Noch eine Weile im Burger King herumlungern dann durch die Vororte von Llanelli zurück zum Radweg am Loughor. Vorbei am Llanelli Beach, endlose von der Ebbe freigelegte Sandflächen.
Stopp beim Co-op in Burry Port und weiter nach Pembrey. Beim Littlewood Campingplatz ist abgesehen von einem Pferd, einem Pony und einem Esel niemand. Weiter auf der Straße durch die die Kiefernwälder des Pembrey Country Park. Im ersten Caravan Park sind Zelte nicht willkommen.
Am nächsten Platz 500 Meter weiter schon. Eine Frau im Golfkart leitet uns durch die endlosen Gassen an Familienzelten zu unserem Pitch. Eingepfercht zwischen Auto der linken und Zelt der rechten Nachbarn. Große aggressive Stechmücken.
Eine Viertelstunde ins kleine Pembrey zurückradln auf ein Abendessen in das indische Restaurant des Ortes. Kitschiges indisches Dekor aber gutes Essen. Nach dem Essen in eine Decke gewickelt in der kalten Louge sitzen um nicht gleich ins Zelt zurück zu müssen. Die dicke Empfangsdame findet das lieb und spendiert Tee und Kekse.

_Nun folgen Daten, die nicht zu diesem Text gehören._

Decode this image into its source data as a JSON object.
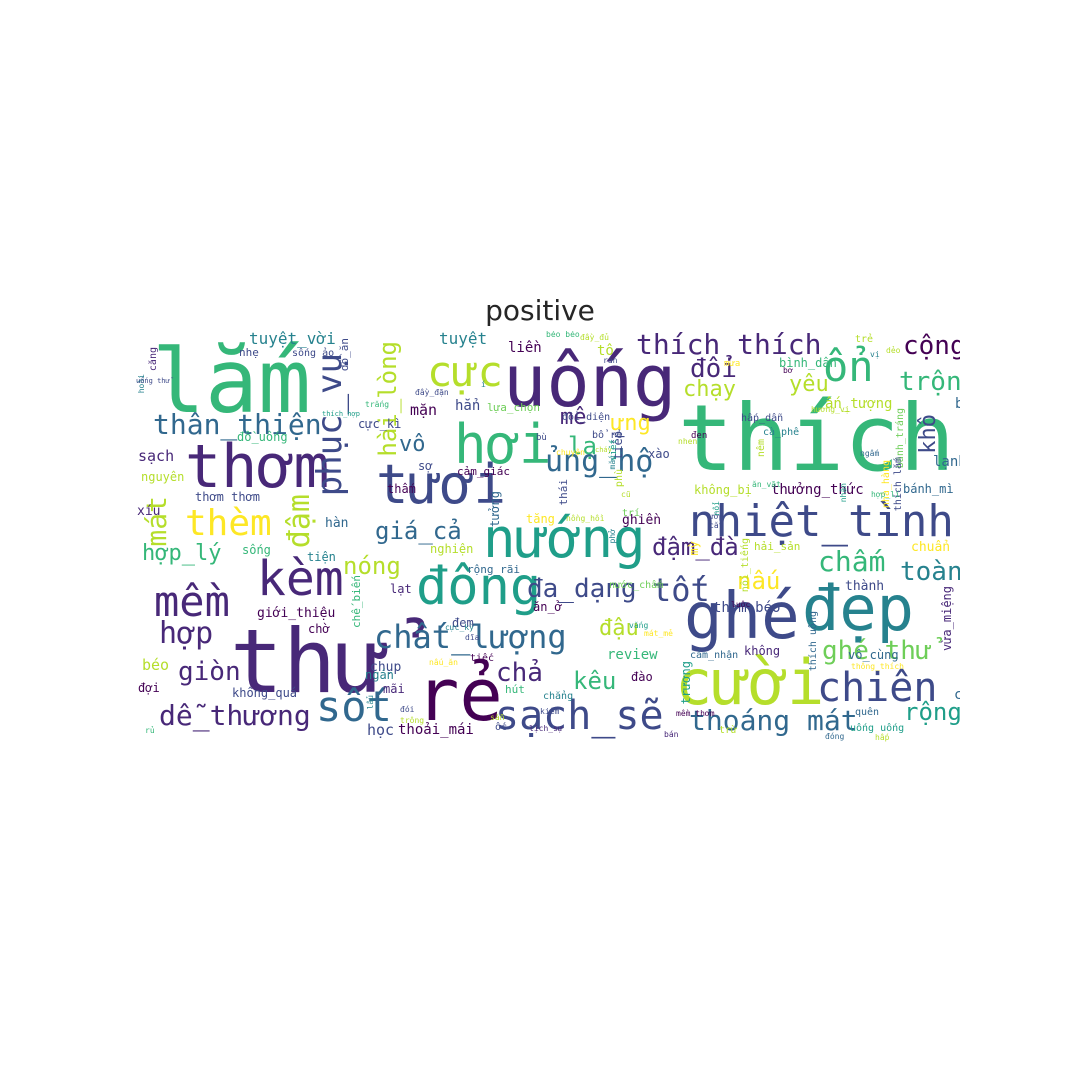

Am nächsten Tag flaut der Wind endlich ab, der Himmel immer noch bedeckt. Die Dame im Campingshop scheint frisch eingestellt und kassiert nur 11 £ für die Nacht, zu günstig.
3 km zurück radln nach Burry Port. Ein Packerl voller Ersatzteile liegt bei Rob für mich zur Abholung bereit. Zwei neue Ketten, neue Silikonabdeckungen für die Schalthebel und Flicken für die gerissene Zelthaut. Er und seine Frau Regula beherbergen Tourenradler:innen via Warmshowers. Wir holen nur das Packerl ab und trinken eine Tasse Tee im gemütlichen Wohnzimmer. Ausführliches Briefing zu Radrouten für die nächsten Tage.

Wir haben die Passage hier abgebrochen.